The CMS Hospital Inpatient Quality Reporting (Hospital IQR) program gives hospitals a financial incentive to report the quality of their services. Hospitals that do not successfully report IQR measures are financially penalized. One of these is a sepsis measure that utilizes the National Quality Forum (NQF) Severe Sepsis and Septic Shock management bundle (NQF #0500). It defines sepsis as 2 or more of 4 SIRS criteria (temperature, heart rate, respiratory rate and WBC) from the Sepsis-2 definition. Severe sepsis is defined as SIRS (sepsis) and the presence of sepsis-induced organ dysfunction defined by the 2012 SSC guidelines based on Sepsis-2.
Following the new Sepsis-3 definitions alone will leave the expectations and practices for national coding and reporting requirements unmet. The national healthcare database will become inconsistent disrupting research, quality reporting and national healthcare trends and planning. Even sepsis screening, early identification and treatment that are the hallmarks of SSC may be impaired.

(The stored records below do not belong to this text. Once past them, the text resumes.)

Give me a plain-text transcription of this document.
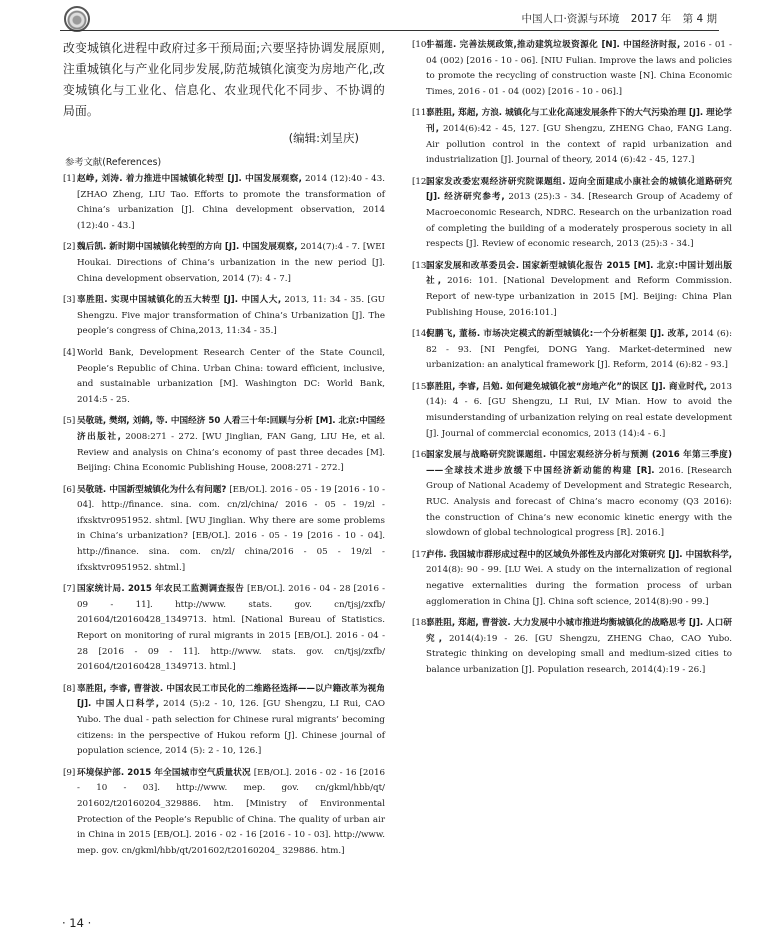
中国人口·资源与环境 2017 年 第 4 期

改变城镇化进程中政府过多干预局面;六要坚持协调发展原则,注重城镇化与产业化同步发展,防范城镇化演变为房地产化,改变城镇化与工业化、信息化、农业现代化不同步、不协调的局面。

(编辑:刘呈庆)
参考文献(References)

[1] 赵峥, 刘涛. 着力推进中国城镇化转型 [J]. 中国发展观察, 2014 (12):40 - 43. [ZHAO Zheng, LIU Tao. Efforts to promote the transformation of China’s urbanization [J]. China development observation, 2014 (12):40 - 43.]

[2] 魏后凯. 新时期中国城镇化转型的方向 [J]. 中国发展观察, 2014(7):4 - 7. [WEI Houkai. Directions of China’s urbanization in the new period [J]. China development observation, 2014 (7): 4 - 7.]

[3] 辜胜阻. 实现中国城镇化的五大转型 [J]. 中国人大, 2013, 11: 34 - 35. [GU Shengzu. Five major transformation of China’s Urbanization [J]. The people’s congress of China,2013, 11:34 - 35.]

[4] World Bank, Development Research Center of the State Council, People’s Republic of China. Urban China: toward efficient, inclusive, and sustainable urbanization [M]. Washington DC: World Bank, 2014:5 - 25.

[5] 吴敬琏, 樊纲, 刘鹤, 等. 中国经济 50 人看三十年:回顾与分析 [M]. 北京:中国经济出版社, 2008:271 - 272. [WU Jinglian, FAN Gang, LIU He, et al. Review and analysis on China’s economy of past three decades [M]. Beijing: China Economic Publishing House, 2008:271 - 272.]

[6] 吴敬琏. 中国新型城镇化为什么有问题? [EB/OL]. 2016 - 05 - 19 [2016 - 10 - 04]. http://finance. sina. com. cn/zl/china/ 2016 - 05 - 19/zl - ifxsktvr0951952. shtml. [WU Jinglian. Why there are some problems in China’s urbanization? [EB/OL]. 2016 - 05 - 19 [2016 - 10 - 04]. http://finance. sina. com. cn/zl/ china/2016 - 05 - 19/zl - ifxsktvr0951952. shtml.]

[7] 国家统计局. 2015 年农民工监测调查报告 [EB/OL]. 2016 - 04 - 28 [2016 - 09 - 11]. http://www. stats. gov. cn/tjsj/zxfb/ 201604/t20160428_1349713. html. [National Bureau of Statistics. Report on monitoring of rural migrants in 2015 [EB/OL]. 2016 - 04 - 28 [2016 - 09 - 11]. http://www. stats. gov. cn/tjsj/zxfb/ 201604/t20160428_1349713. html.]

[8] 辜胜阻, 李睿, 曹誉波. 中国农民工市民化的二维路径选择——以户籍改革为视角 [J]. 中国人口科学, 2014 (5):2 - 10, 126. [GU Shengzu, LI Rui, CAO Yubo. The dual - path selection for Chinese rural migrants’ becoming citizens: in the perspective of Hukou reform [J]. Chinese journal of population science, 2014 (5): 2 - 10, 126.]

[9] 环境保护部. 2015 年全国城市空气质量状况 [EB/OL]. 2016 - 02 - 16 [2016 - 10 - 03]. http://www. mep. gov. cn/gkml/hbb/qt/ 201602/t20160204_329886. htm. [Ministry of Environmental Protection of the People’s Republic of China. The quality of urban air in China in 2015 [EB/OL]. 2016 - 02 - 16 [2016 - 10 - 03]. http://www. mep. gov. cn/gkml/hbb/qt/201602/t20160204_ 329886. htm.]

[10]
牛福莲. 完善法规政策,推动建筑垃圾资源化 [N]. 中国经济时报, 2016 - 01 - 04 (002) [2016 - 10 - 06]. [NIU Fulian. Improve the laws and policies to promote the recycling of construction waste [N]. China Economic Times, 2016 - 01 - 04 (002) [2016 - 10 - 06].]

[11]
辜胜阻, 郑超, 方浪. 城镇化与工业化高速发展条件下的大气污染治理 [J]. 理论学刊, 2014(6):42 - 45, 127. [GU Shengzu, ZHENG Chao, FANG Lang. Air pollution control in the context of rapid urbanization and industrialization [J]. Journal of theory, 2014 (6):42 - 45, 127.]

[12]
国家发改委宏观经济研究院课题组. 迈向全面建成小康社会的城镇化道路研究 [J]. 经济研究参考, 2013 (25):3 - 34. [Research Group of Academy of Macroeconomic Research, NDRC. Research on the urbanization road of completing the building of a moderately prosperous society in all respects [J]. Review of economic research, 2013 (25):3 - 34.]

[13]
国家发展和改革委员会. 国家新型城镇化报告 2015 [M]. 北京:中国计划出版社, 2016: 101. [National Development and Reform Commission. Report of new-type urbanization in 2015 [M]. Beijing: China Plan Publishing House, 2016:101.]

[14]
倪鹏飞, 董杨. 市场决定模式的新型城镇化:一个分析框架 [J]. 改革, 2014 (6): 82 - 93. [NI Pengfei, DONG Yang. Market-determined new urbanization: an analytical framework [J]. Reform, 2014 (6):82 - 93.]

[15]
辜胜阻, 李睿, 吕勉. 如何避免城镇化被“房地产化”的误区 [J]. 商业时代, 2013 (14): 4 - 6. [GU Shengzu, LI Rui, LV Mian. How to avoid the misunderstanding of urbanization relying on real estate development [J]. Journal of commercial economics, 2013 (14):4 - 6.]

[16]
国家发展与战略研究院课题组. 中国宏观经济分析与预测 (2016 年第三季度)——全球技术进步放缓下中国经济新动能的构建 [R]. 2016. [Research Group of National Academy of Development and Strategic Research, RUC. Analysis and forecast of China’s macro economy (Q3 2016): the construction of China’s new economic kinetic energy with the slowdown of global technological progress [R]. 2016.]

[17]
卢伟. 我国城市群形成过程中的区域负外部性及内部化对策研究 [J]. 中国软科学, 2014(8): 90 - 99. [LU Wei. A study on the internalization of regional negative externalities during the formation process of urban agglomeration in China [J]. China soft science, 2014(8):90 - 99.]

[18]
辜胜阻, 郑超, 曹誉波. 大力发展中小城市推进均衡城镇化的战略思考 [J]. 人口研究, 2014(4):19 - 26. [GU Shengzu, ZHENG Chao, CAO Yubo. Strategic thinking on developing small and medium-sized cities to balance urbanization [J]. Population research, 2014(4):19 - 26.]

· 14 ·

Of course ICD-10-CM and the OCG can be modified on October 1 each year, and this may very well happen, and we may eventually see corresponding changes from SSC, NQF and the IQR program. It appears likely that following both the old Sepsis-2 and new Sepsis-3 definition may be necessary to accommodate these critical conflicts for now. Until such time when clear and consistent guidance is available, providers and institutions must make serious decisions about diagnosis, documentation, sepsis management guidelines, quality reporting and coding.